25 May 2009


my state is looking pretty stupid and sounding pretty weak these days. we are gridlocked financially, on the brink of economic collapse, and the entire political system is in desperate need of a reorganization.

first, there's prop 13. in 1978, the voters of california passed a ballot initiative to cap property taxes. in those first years, californians saved about $530 million per year. imagine what that has cost california these past several years, as home values have skyrocketed while the state coffers saw little to no benefit.

since passing prop 13, californians have voted to spend billions more on pet projects, by that same ballot initiative power. a power clearly too great for the greater public. as opposed as i am to this outlier democracy, at its simplest, the problem with the ballot initiative system is really only two-fold.

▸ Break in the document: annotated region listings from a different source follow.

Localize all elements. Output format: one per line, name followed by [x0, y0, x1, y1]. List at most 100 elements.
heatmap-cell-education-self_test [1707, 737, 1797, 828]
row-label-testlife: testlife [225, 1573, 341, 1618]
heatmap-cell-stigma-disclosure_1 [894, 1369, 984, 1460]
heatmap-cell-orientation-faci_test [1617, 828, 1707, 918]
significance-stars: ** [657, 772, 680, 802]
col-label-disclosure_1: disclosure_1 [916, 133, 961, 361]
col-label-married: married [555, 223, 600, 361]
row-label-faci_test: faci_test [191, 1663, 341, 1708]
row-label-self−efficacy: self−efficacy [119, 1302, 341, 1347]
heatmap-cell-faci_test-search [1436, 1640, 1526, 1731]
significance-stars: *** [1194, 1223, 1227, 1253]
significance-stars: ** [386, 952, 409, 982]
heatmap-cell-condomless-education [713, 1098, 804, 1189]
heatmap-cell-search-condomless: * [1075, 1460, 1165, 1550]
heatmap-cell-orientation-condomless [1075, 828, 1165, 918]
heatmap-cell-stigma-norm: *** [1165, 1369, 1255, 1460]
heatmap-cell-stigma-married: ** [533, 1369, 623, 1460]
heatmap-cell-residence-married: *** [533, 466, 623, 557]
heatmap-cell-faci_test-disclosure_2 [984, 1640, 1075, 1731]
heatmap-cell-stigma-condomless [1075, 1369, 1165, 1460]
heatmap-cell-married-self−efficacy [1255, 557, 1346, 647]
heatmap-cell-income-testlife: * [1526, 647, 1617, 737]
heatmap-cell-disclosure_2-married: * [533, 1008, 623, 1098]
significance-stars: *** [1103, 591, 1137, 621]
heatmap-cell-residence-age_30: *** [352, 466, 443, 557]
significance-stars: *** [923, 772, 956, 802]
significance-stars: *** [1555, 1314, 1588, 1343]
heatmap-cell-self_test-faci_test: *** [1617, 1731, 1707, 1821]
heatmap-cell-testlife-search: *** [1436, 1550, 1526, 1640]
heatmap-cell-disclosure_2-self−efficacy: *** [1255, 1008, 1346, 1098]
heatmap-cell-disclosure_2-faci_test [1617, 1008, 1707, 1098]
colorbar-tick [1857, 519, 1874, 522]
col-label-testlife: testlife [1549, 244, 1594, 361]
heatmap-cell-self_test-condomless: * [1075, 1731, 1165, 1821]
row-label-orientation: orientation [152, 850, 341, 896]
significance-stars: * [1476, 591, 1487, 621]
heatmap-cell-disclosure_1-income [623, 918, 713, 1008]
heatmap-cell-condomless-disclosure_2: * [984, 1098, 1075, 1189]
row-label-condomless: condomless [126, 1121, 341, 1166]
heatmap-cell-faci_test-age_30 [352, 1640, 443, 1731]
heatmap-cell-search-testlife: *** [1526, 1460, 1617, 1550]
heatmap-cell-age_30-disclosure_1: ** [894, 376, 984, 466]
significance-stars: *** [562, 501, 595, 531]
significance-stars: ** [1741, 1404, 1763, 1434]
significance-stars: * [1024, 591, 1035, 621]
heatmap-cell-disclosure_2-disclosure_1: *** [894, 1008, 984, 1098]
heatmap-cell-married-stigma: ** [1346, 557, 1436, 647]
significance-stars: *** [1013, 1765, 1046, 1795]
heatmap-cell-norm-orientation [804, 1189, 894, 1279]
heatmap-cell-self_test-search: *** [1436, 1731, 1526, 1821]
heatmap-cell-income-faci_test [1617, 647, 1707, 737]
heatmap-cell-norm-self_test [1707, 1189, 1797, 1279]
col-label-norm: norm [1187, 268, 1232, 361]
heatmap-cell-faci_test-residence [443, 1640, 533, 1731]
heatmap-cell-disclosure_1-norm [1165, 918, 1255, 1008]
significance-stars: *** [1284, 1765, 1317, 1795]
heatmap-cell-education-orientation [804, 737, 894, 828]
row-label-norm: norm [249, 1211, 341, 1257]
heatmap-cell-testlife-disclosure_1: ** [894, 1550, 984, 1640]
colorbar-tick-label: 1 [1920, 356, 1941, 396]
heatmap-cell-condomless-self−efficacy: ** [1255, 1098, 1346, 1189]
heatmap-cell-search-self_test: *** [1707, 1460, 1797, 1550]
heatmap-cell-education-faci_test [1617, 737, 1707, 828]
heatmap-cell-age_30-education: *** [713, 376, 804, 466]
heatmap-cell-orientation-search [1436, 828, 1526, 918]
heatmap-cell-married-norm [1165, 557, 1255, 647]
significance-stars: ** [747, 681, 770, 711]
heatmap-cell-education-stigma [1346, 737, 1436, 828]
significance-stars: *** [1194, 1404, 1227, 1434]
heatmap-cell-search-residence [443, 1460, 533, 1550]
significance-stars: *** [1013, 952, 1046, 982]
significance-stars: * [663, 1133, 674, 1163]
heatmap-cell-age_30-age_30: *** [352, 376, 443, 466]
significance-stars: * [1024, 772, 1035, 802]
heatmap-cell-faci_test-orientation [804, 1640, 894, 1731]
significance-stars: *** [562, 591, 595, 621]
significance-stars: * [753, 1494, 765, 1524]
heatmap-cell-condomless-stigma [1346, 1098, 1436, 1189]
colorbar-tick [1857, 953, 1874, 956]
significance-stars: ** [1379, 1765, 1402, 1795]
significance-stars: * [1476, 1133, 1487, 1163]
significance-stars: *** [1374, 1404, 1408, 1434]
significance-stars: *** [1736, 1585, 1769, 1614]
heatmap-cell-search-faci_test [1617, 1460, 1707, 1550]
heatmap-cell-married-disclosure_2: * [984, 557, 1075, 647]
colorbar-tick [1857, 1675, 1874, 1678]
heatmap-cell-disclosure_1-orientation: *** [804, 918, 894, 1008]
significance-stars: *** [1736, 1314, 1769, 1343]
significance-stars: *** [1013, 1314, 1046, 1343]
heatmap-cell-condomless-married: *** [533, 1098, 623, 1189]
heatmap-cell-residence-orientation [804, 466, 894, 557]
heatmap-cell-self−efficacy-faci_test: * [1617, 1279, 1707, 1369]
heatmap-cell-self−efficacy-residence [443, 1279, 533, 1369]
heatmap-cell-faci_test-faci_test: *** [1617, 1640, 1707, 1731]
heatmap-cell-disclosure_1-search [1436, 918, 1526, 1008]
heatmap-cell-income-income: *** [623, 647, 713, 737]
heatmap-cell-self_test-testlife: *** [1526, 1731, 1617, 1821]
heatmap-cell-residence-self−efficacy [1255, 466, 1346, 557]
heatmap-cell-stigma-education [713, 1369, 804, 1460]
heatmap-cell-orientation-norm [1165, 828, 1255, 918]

first, it generally means that the side with the most money buys the most advertisements, which means that the rich guys in special interests suits are buying laws. and that's because, secondly, the system gives legislative power to dummies, whose emotional connection to the issue is the driving force behind which way we pull the lever.

folks, we elect representatives to read bills, study history, hear both sides. we the voters either see some skewed pieces of propaganda, or we go off and read a 3-paragraph synopsis that makes less sense than memento, and then collectively, we vote to make laws.

let me make this clear, we are not educated enough in all of the intricacies of law, politics, and history to make laws. it is above our voting grade. and dear california, we will be in bankruptcy, and we will take the country with us, if we do not get our act together and fix this broken political system.




  1. I can't help wondering how bad things need to get before anything changes. (And, I don't want to imagine what that's going to look like.) I was a poll worker in Orange County last week for the "Special" Election, and you should have heard some of the crap I had to listen to (even though, technically, people weren't supposed to talk about anything political). They just couldn't help themselves. "Legislative power to dummies," indeed.